The tunnel itself is dark and at various places you need to wade through water knee deep. There are many tours going through and the tours give all participants a LED torch. This image shows the lights of a tour group returning. This was a 30 second exposure and in the full size version you can just make out the images of the people – I assume they stopped to listen to the guide briefly and left a faint impression.
This was as far along the Gibb River Road we went and is about halfway between Derby and Wyndham. The pastoral lease is owned by the Ngallagunda Community. We called in here and met the locals – they told interesting stories. These are images of the original homestead which date back to the 1920’s. Although it is not heritage listed I understand there is interest in the community in restoring these buildings, both to attract tourists, and because many of them had a long association with the homestead (having either lived or worked in the homestead). I hope they succeed because these buildings are associated with the very early days of pastoralism in the Kimberleys. These buildings show just how hard life must have been here then. The original owners (Fred Russ and his wife) lived here until the 1960’s when they built their dream house nearby. Unfortunately their health deteriorated and they had to move to town (perhaps Kununurra) two years later. White ants have got into this new house and it is now unsafe to enter.
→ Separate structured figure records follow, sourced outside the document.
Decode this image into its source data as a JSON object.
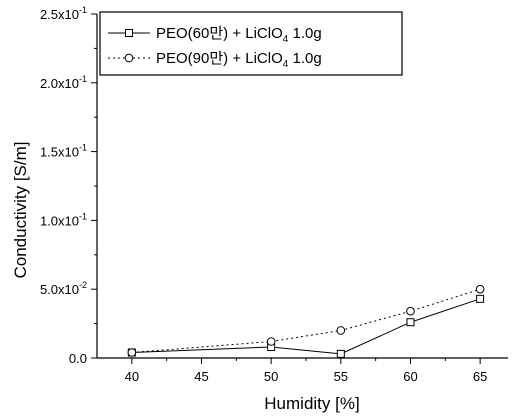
{
  "chart_data": {
    "type": "line",
    "xlabel": "Humidity [%]",
    "ylabel": "Conductivity [S/m]",
    "xlim": [
      37.5,
      67
    ],
    "ylim": [
      0,
      0.25
    ],
    "x_ticks": [
      40,
      45,
      50,
      55,
      60,
      65
    ],
    "x_tick_labels": [
      "40",
      "45",
      "50",
      "55",
      "60",
      "65"
    ],
    "y_ticks": [
      {
        "value": 0.0,
        "base": "0.0",
        "exp": ""
      },
      {
        "value": 0.05,
        "base": "5.0x10",
        "exp": "-2"
      },
      {
        "value": 0.1,
        "base": "1.0x10",
        "exp": "-1"
      },
      {
        "value": 0.15,
        "base": "1.5x10",
        "exp": "-1"
      },
      {
        "value": 0.2,
        "base": "2.0x10",
        "exp": "-1"
      },
      {
        "value": 0.25,
        "base": "2.5x10",
        "exp": "-1"
      }
    ],
    "legend_position": "top-right",
    "series": [
      {
        "name_main": "PEO(60만) + LiClO",
        "name_sub": "4",
        "name_tail": " 1.0g",
        "marker": "square",
        "line_style": "solid",
        "x": [
          40,
          50,
          55,
          60,
          65
        ],
        "y": [
          0.004,
          0.008,
          0.003,
          0.026,
          0.043
        ]
      },
      {
        "name_main": "PEO(90만) + LiClO",
        "name_sub": "4",
        "name_tail": " 1.0g",
        "marker": "circle",
        "line_style": "dotted",
        "x": [
          40,
          50,
          55,
          60,
          65
        ],
        "y": [
          0.004,
          0.012,
          0.02,
          0.034,
          0.05
        ]
      }
    ]
  }
}
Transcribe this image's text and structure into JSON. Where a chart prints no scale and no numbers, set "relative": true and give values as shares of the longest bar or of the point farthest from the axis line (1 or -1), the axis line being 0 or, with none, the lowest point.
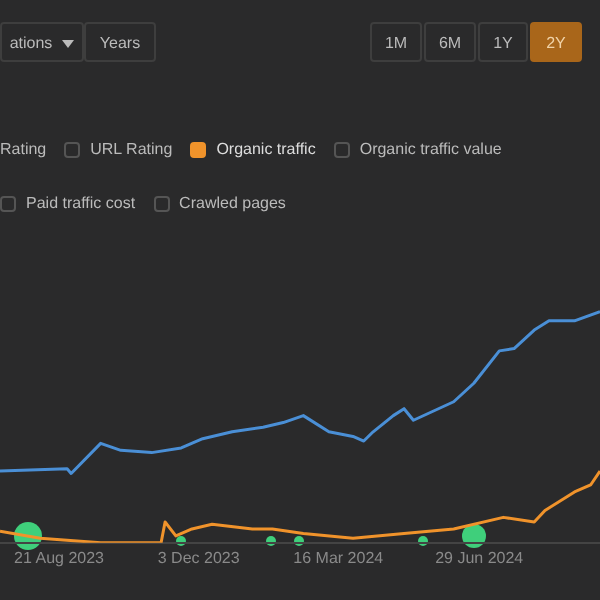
{
  "chart_data": {
    "type": "line",
    "relative": true,
    "legend": "top",
    "marker": "none",
    "annotations": [
      "ations",
      "Years",
      "1M",
      "6M",
      "1Y",
      "2Y",
      "Rating",
      "URL Rating",
      "Organic traffic value",
      "Paid traffic cost",
      "Crawled pages"
    ],
    "xlim": [
      "2023-07-08",
      "2024-09-27"
    ],
    "xticks": [
      {
        "value": "2023-08-21",
        "label": "21 Aug 2023"
      },
      {
        "value": "2023-12-03",
        "label": "3 Dec 2023"
      },
      {
        "value": "2024-03-16",
        "label": "16 Mar 2024"
      },
      {
        "value": "2024-06-29",
        "label": "29 Jun 2024"
      }
    ],
    "series": [
      {
        "color": "#4a8fd6",
        "x": [
          "2023-07-08",
          "2023-08-27",
          "2023-08-30",
          "2023-09-21",
          "2023-10-06",
          "2023-10-29",
          "2023-11-20",
          "2023-12-06",
          "2023-12-28",
          "2024-01-20",
          "2024-02-04",
          "2024-02-19",
          "2024-03-09",
          "2024-03-27",
          "2024-04-04",
          "2024-04-11",
          "2024-04-26",
          "2024-05-04",
          "2024-05-11",
          "2024-05-26",
          "2024-06-10",
          "2024-06-25",
          "2024-07-14",
          "2024-07-25",
          "2024-08-09",
          "2024-08-20",
          "2024-09-08",
          "2024-09-27"
        ],
        "values": [
          0.31,
          0.32,
          0.3,
          0.43,
          0.4,
          0.39,
          0.41,
          0.45,
          0.48,
          0.5,
          0.52,
          0.55,
          0.48,
          0.46,
          0.44,
          0.48,
          0.55,
          0.58,
          0.53,
          0.57,
          0.61,
          0.69,
          0.83,
          0.84,
          0.92,
          0.96,
          0.96,
          1
        ]
      },
      {
        "name": "Organic traffic",
        "color": "#f0932b",
        "x": [
          "2023-07-08",
          "2023-08-07",
          "2023-09-21",
          "2023-11-05",
          "2023-11-08",
          "2023-11-16",
          "2023-11-28",
          "2023-12-13",
          "2024-01-12",
          "2024-01-27",
          "2024-02-19",
          "2024-03-27",
          "2024-05-04",
          "2024-06-10",
          "2024-07-17",
          "2024-08-09",
          "2024-08-17",
          "2024-09-08",
          "2024-09-20",
          "2024-09-27"
        ],
        "values": [
          0.05,
          0.02,
          0,
          0,
          0.09,
          0.03,
          0.06,
          0.08,
          0.06,
          0.06,
          0.04,
          0.02,
          0.04,
          0.06,
          0.11,
          0.09,
          0.14,
          0.22,
          0.25,
          0.31
        ]
      }
    ]
  }
}
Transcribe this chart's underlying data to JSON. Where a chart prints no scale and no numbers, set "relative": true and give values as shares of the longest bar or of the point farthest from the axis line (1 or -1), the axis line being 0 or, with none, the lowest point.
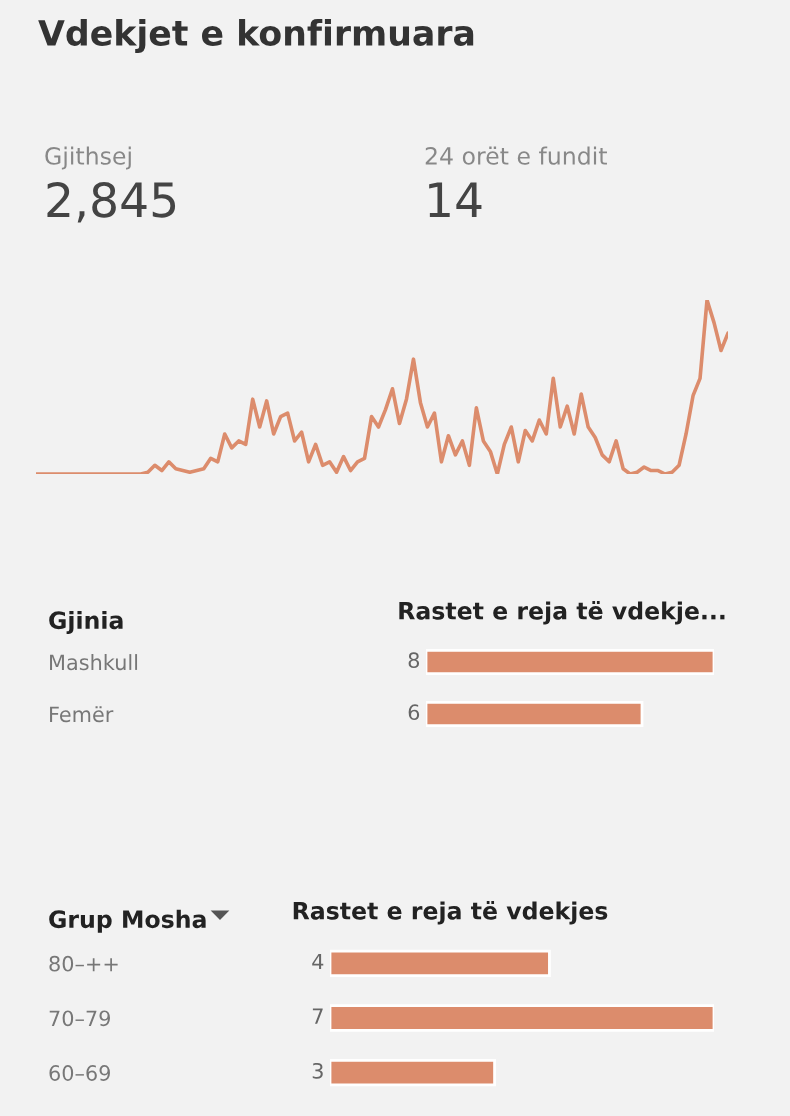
{
  "chart_data": [
    {
      "type": "other",
      "title": "Vdekjet e konfirmuara",
      "annotations": [
        "Gjithsej",
        "2,845",
        "24 orët e fundit",
        "14"
      ]
    },
    {
      "type": "line",
      "relative": true,
      "color": "#dc8c6c",
      "categories": [
        null,
        null,
        null,
        null,
        null,
        null,
        null,
        null,
        null,
        null,
        null,
        null,
        null,
        null,
        null,
        null,
        null,
        null,
        null,
        null,
        null,
        null,
        null,
        null,
        null,
        null,
        null,
        null,
        null,
        null,
        null,
        null,
        null,
        null,
        null,
        null,
        null,
        null,
        null,
        null,
        null,
        null,
        null,
        null,
        null,
        null,
        null,
        null,
        null,
        null,
        null,
        null,
        null,
        null,
        null,
        null,
        null,
        null,
        null,
        null,
        null,
        null,
        null,
        null,
        null,
        null,
        null,
        null,
        null,
        null,
        null,
        null,
        null,
        null,
        null,
        null,
        null,
        null,
        null,
        null,
        null,
        null,
        null,
        null,
        null,
        null,
        null,
        null,
        null,
        null,
        null,
        null,
        null,
        null,
        null,
        null,
        null,
        null,
        null,
        null
      ],
      "values": [
        0,
        0,
        0,
        0,
        0,
        0,
        0,
        0,
        0,
        0,
        0,
        0,
        0,
        0,
        0,
        0,
        0.01,
        0.05,
        0.02,
        0.07,
        0.03,
        0.02,
        0.01,
        0.02,
        0.03,
        0.09,
        0.07,
        0.23,
        0.15,
        0.19,
        0.17,
        0.43,
        0.27,
        0.42,
        0.23,
        0.33,
        0.35,
        0.19,
        0.24,
        0.07,
        0.17,
        0.05,
        0.07,
        0.01,
        0.1,
        0.02,
        0.07,
        0.09,
        0.33,
        0.27,
        0.37,
        0.49,
        0.29,
        0.43,
        0.66,
        0.41,
        0.27,
        0.35,
        0.07,
        0.22,
        0.11,
        0.19,
        0.05,
        0.38,
        0.19,
        0.13,
        0,
        0.17,
        0.27,
        0.07,
        0.25,
        0.19,
        0.31,
        0.23,
        0.55,
        0.27,
        0.39,
        0.23,
        0.46,
        0.27,
        0.21,
        0.11,
        0.07,
        0.19,
        0.03,
        0,
        0.01,
        0.04,
        0.02,
        0.02,
        0,
        0.01,
        0.05,
        0.23,
        0.45,
        0.55,
        1,
        0.87,
        0.71,
        0.81
      ]
    },
    {
      "type": "bar",
      "orientation": "horizontal",
      "title": "Rastet e reja të vdekje...",
      "ylabel": "Gjinia",
      "categories": [
        "Mashkull",
        "Femër"
      ],
      "values": [
        8,
        6
      ],
      "color": "#dc8c6c",
      "data_labels": true
    },
    {
      "type": "bar",
      "orientation": "horizontal",
      "title": "Rastet e reja të vdekjes",
      "ylabel": "Grup Mosha",
      "categories": [
        "80–++",
        "70–79",
        "60–69"
      ],
      "values": [
        4,
        7,
        3
      ],
      "color": "#dc8c6c",
      "data_labels": true
    }
  ]
}
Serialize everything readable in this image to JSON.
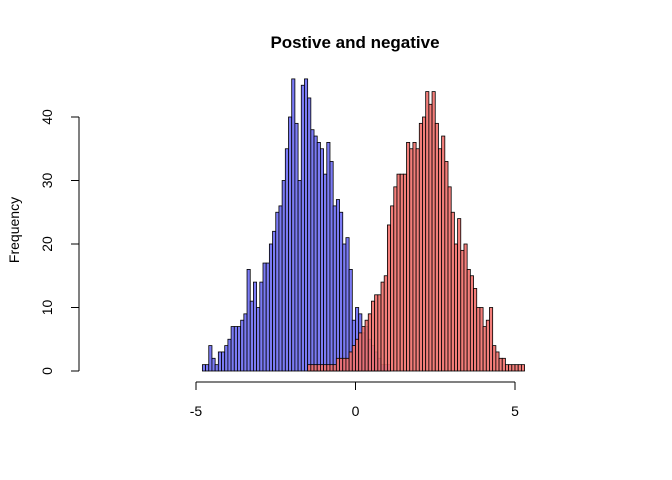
{
  "chart_data": {
    "type": "histogram",
    "title": "Postive and negative",
    "xlabel": "",
    "ylabel": "Frequency",
    "xlim": [
      -5,
      5
    ],
    "ylim": [
      0,
      45
    ],
    "x_ticks": [
      -5,
      0,
      5
    ],
    "y_ticks": [
      0,
      10,
      20,
      30,
      40
    ],
    "bin_width": 0.1,
    "grid": false,
    "legend": "none",
    "series": [
      {
        "color": "#7b7bf5",
        "bin_start": -4.8,
        "counts": [
          1,
          1,
          4,
          2,
          1,
          3,
          3,
          4,
          5,
          7,
          7,
          7,
          8,
          9,
          16,
          11,
          14,
          10,
          14,
          17,
          17,
          20,
          22,
          25,
          26,
          30,
          35,
          40,
          46,
          39,
          30,
          45,
          46,
          43,
          38,
          37,
          36,
          35,
          31,
          36,
          33,
          26,
          27,
          25,
          20,
          21,
          16,
          8,
          10,
          9,
          6,
          7,
          5,
          4,
          3,
          2,
          1,
          1,
          1
        ]
      },
      {
        "color": "#f2706b",
        "bin_start": -1.5,
        "counts": [
          1,
          1,
          1,
          1,
          1,
          1,
          1,
          1,
          1,
          2,
          2,
          2,
          2,
          3,
          4,
          5,
          6,
          7,
          8,
          9,
          11,
          12,
          12,
          14,
          15,
          23,
          26,
          29,
          31,
          31,
          31,
          36,
          35,
          36,
          35,
          39,
          40,
          44,
          42,
          44,
          39,
          35,
          37,
          33,
          29,
          25,
          20,
          24,
          19,
          20,
          16,
          15,
          13,
          10,
          10,
          7,
          8,
          10,
          4,
          3,
          2,
          2,
          1,
          1,
          1,
          1,
          1,
          1
        ]
      }
    ]
  }
}
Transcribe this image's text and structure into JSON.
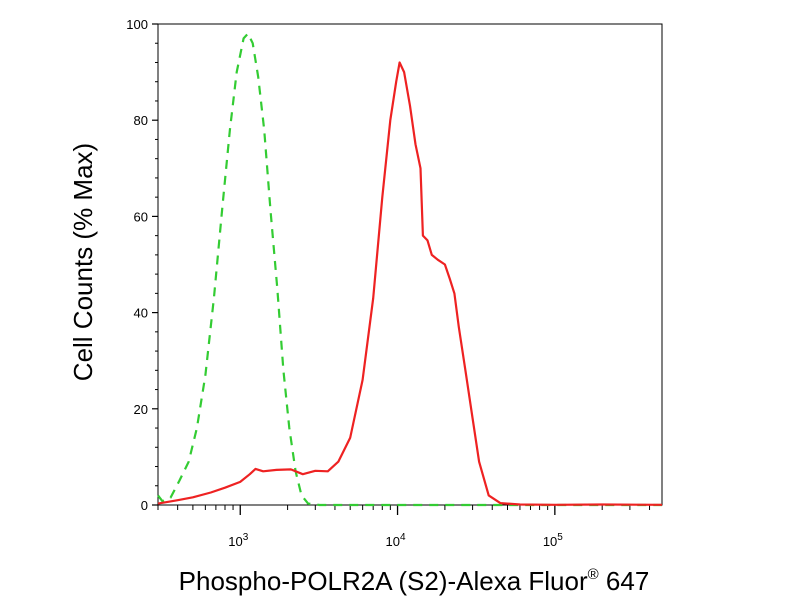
{
  "chart_data": {
    "type": "line",
    "title": "",
    "xlabel": {
      "main": "Phospho-POLR2A (S2)-Alexa Fluor",
      "superscript": "®",
      "suffix": " 647"
    },
    "ylabel": "Cell Counts (% Max)",
    "x_scale": "log",
    "xlim": [
      300,
      480000
    ],
    "ylim": [
      0,
      100
    ],
    "y_ticks": [
      0,
      20,
      40,
      60,
      80,
      100
    ],
    "x_major_ticks": [
      {
        "value": 1000,
        "base": "10",
        "exponent": "3"
      },
      {
        "value": 10000,
        "base": "10",
        "exponent": "4"
      },
      {
        "value": 100000,
        "base": "10",
        "exponent": "5"
      }
    ],
    "grid": false,
    "legend": "none",
    "series": [
      {
        "style": "dashed",
        "color": "#33cc33",
        "points": [
          [
            300,
            2
          ],
          [
            320,
            0.8
          ],
          [
            360,
            1.5
          ],
          [
            410,
            5
          ],
          [
            470,
            9
          ],
          [
            530,
            16
          ],
          [
            600,
            27
          ],
          [
            680,
            43
          ],
          [
            770,
            62
          ],
          [
            860,
            78
          ],
          [
            950,
            90
          ],
          [
            1050,
            97
          ],
          [
            1120,
            98
          ],
          [
            1200,
            96
          ],
          [
            1300,
            89
          ],
          [
            1420,
            78
          ],
          [
            1560,
            61
          ],
          [
            1720,
            45
          ],
          [
            1880,
            28
          ],
          [
            2050,
            16
          ],
          [
            2250,
            7
          ],
          [
            2450,
            2
          ],
          [
            2700,
            0.3
          ],
          [
            3200,
            0
          ],
          [
            480000,
            0
          ]
        ]
      },
      {
        "style": "solid",
        "color": "#ee2222",
        "points": [
          [
            300,
            0.3
          ],
          [
            400,
            1
          ],
          [
            500,
            1.6
          ],
          [
            650,
            2.6
          ],
          [
            800,
            3.6
          ],
          [
            1000,
            4.8
          ],
          [
            1150,
            6.4
          ],
          [
            1250,
            7.5
          ],
          [
            1400,
            7
          ],
          [
            1700,
            7.3
          ],
          [
            2100,
            7.4
          ],
          [
            2500,
            6.4
          ],
          [
            3000,
            7.1
          ],
          [
            3600,
            7
          ],
          [
            4200,
            9
          ],
          [
            5000,
            14
          ],
          [
            6000,
            26
          ],
          [
            7000,
            43
          ],
          [
            8000,
            64
          ],
          [
            9000,
            80
          ],
          [
            9800,
            88
          ],
          [
            10300,
            92
          ],
          [
            11000,
            90
          ],
          [
            12000,
            83
          ],
          [
            13000,
            75
          ],
          [
            14000,
            70
          ],
          [
            14500,
            56
          ],
          [
            15500,
            55
          ],
          [
            16500,
            52
          ],
          [
            18000,
            51
          ],
          [
            20000,
            50
          ],
          [
            21500,
            47
          ],
          [
            23000,
            44
          ],
          [
            24500,
            37
          ],
          [
            27000,
            28
          ],
          [
            30000,
            18
          ],
          [
            33000,
            9
          ],
          [
            38000,
            2
          ],
          [
            45000,
            0.4
          ],
          [
            60000,
            0.1
          ],
          [
            100000,
            0.05
          ],
          [
            200000,
            0.1
          ],
          [
            480000,
            0.05
          ]
        ]
      }
    ]
  }
}
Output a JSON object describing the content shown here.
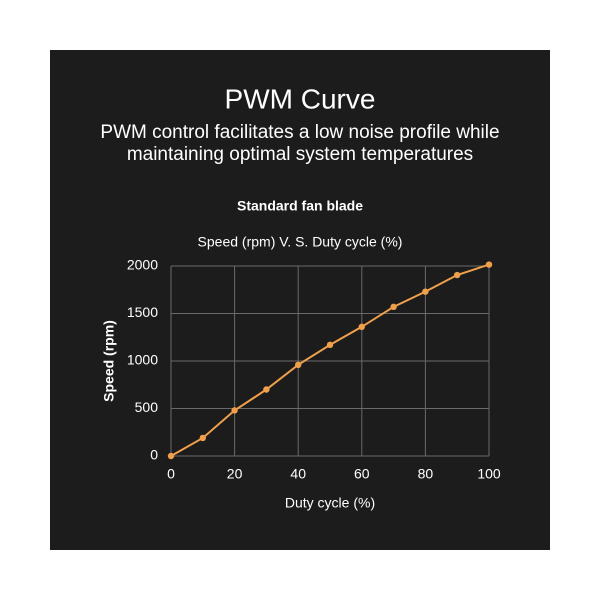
{
  "heading": "PWM Curve",
  "subheading": [
    "PWM control facilitates a low noise profile while",
    "maintaining optimal system temperatures"
  ],
  "chart_data": {
    "type": "line",
    "title": "Speed (rpm) V. S. Duty cycle (%)",
    "x_label": "Duty cycle (%)",
    "y_label": "Speed (rpm)",
    "x": [
      0,
      10,
      20,
      30,
      40,
      50,
      60,
      70,
      80,
      90,
      100
    ],
    "series": [
      {
        "name": "Standard fan blade",
        "color": "#f0a04b",
        "values": [
          0,
          190,
          480,
          700,
          960,
          1170,
          1360,
          1570,
          1730,
          1905,
          2015
        ]
      }
    ],
    "xlim": [
      0,
      100
    ],
    "xticks": [
      0,
      20,
      40,
      60,
      80,
      100
    ],
    "ylim": [
      0,
      2000
    ],
    "yticks": [
      0,
      500,
      1000,
      1500,
      2000
    ],
    "grid": true
  }
}
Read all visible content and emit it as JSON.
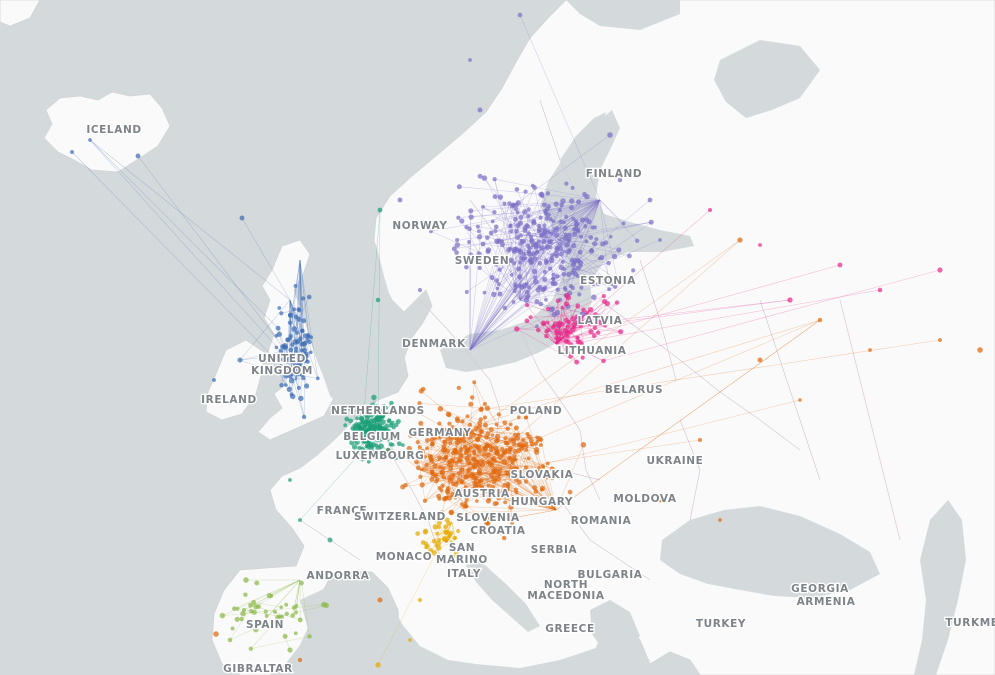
{
  "map": {
    "background_sea": "#d4dadc",
    "land_color": "#fafafa",
    "labels": [
      {
        "id": "iceland",
        "text": "ICELAND"
      },
      {
        "id": "norway",
        "text": "NORWAY"
      },
      {
        "id": "sweden",
        "text": "SWEDEN"
      },
      {
        "id": "finland",
        "text": "FINLAND"
      },
      {
        "id": "estonia",
        "text": "ESTONIA"
      },
      {
        "id": "latvia",
        "text": "LATVIA"
      },
      {
        "id": "lithuania",
        "text": "LITHUANIA"
      },
      {
        "id": "denmark",
        "text": "DENMARK"
      },
      {
        "id": "united-kingdom-1",
        "text": "UNITED"
      },
      {
        "id": "united-kingdom-2",
        "text": "KINGDOM"
      },
      {
        "id": "ireland",
        "text": "IRELAND"
      },
      {
        "id": "netherlands",
        "text": "NETHERLANDS"
      },
      {
        "id": "belgium",
        "text": "BELGIUM"
      },
      {
        "id": "luxembourg",
        "text": "LUXEMBOURG"
      },
      {
        "id": "germany",
        "text": "GERMANY"
      },
      {
        "id": "poland",
        "text": "POLAND"
      },
      {
        "id": "belarus",
        "text": "BELARUS"
      },
      {
        "id": "ukraine",
        "text": "UKRAINE"
      },
      {
        "id": "slovakia",
        "text": "SLOVAKIA"
      },
      {
        "id": "austria",
        "text": "AUSTRIA"
      },
      {
        "id": "hungary",
        "text": "HUNGARY"
      },
      {
        "id": "moldova",
        "text": "MOLDOVA"
      },
      {
        "id": "romania",
        "text": "ROMANIA"
      },
      {
        "id": "slovenia",
        "text": "SLOVENIA"
      },
      {
        "id": "croatia",
        "text": "CROATIA"
      },
      {
        "id": "france",
        "text": "FRANCE"
      },
      {
        "id": "switzerland",
        "text": "SWITZERLAND"
      },
      {
        "id": "san-marino-1",
        "text": "SAN"
      },
      {
        "id": "san-marino-2",
        "text": "MARINO"
      },
      {
        "id": "monaco",
        "text": "MONACO"
      },
      {
        "id": "serbia",
        "text": "SERBIA"
      },
      {
        "id": "bulgaria",
        "text": "BULGARIA"
      },
      {
        "id": "andorra",
        "text": "ANDORRA"
      },
      {
        "id": "italy",
        "text": "ITALY"
      },
      {
        "id": "north-macedonia-1",
        "text": "NORTH"
      },
      {
        "id": "north-macedonia-2",
        "text": "MACEDONIA"
      },
      {
        "id": "georgia",
        "text": "GEORGIA"
      },
      {
        "id": "armenia",
        "text": "ARMENIA"
      },
      {
        "id": "spain",
        "text": "SPAIN"
      },
      {
        "id": "greece",
        "text": "GREECE"
      },
      {
        "id": "turkey",
        "text": "TURKEY"
      },
      {
        "id": "turkmenistan",
        "text": "TURKME"
      },
      {
        "id": "gibraltar",
        "text": "GIBRALTAR"
      }
    ],
    "flow_groups": [
      {
        "id": "nordic",
        "color": "#7b6fc6"
      },
      {
        "id": "uk-ireland",
        "color": "#3f6db5"
      },
      {
        "id": "baltic",
        "color": "#e7298a"
      },
      {
        "id": "central-east",
        "color": "#e06a10"
      },
      {
        "id": "benelux-france",
        "color": "#1b9e77"
      },
      {
        "id": "iberia",
        "color": "#8cb84a"
      },
      {
        "id": "italy-adriatic",
        "color": "#e6ab02"
      }
    ]
  }
}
The homestead consisted of a number of buildings including a radio room, a meat store and a kitchen.
How would this be in your backyard? After a long hot walk to get to the waterfalls at Manning Gorge, a long cool swim is very welcome. Fortunately no crocodiles are here.
This pool is just below the waterfalL (you can see the waterfall on the far right). It must be impressive to see this river at the end of the wet season. It was a long hot walk to get to this point and we enjoyed a swim under the waterfall just after this photo was taken.
This is a popular gorge just off the Gibb River Road (about a 1km walk in) and a few km Derby side of Mt Barnett (Kupengari). We went there at sunset, but the sun sets behind the walls of the gorge and sunset was just a faint glow.
Manning Gorge is about 5k off the Gibb River Road and well worth the visit. This pool is next to the camping ground, but if you like you can take the 1 1/2 hour hike to the waterfall (pictures still to come!). I am now back in the south and as I post this I am looking outside at hail and rain – certainly different from the 38 degree warmth of the Kimberley.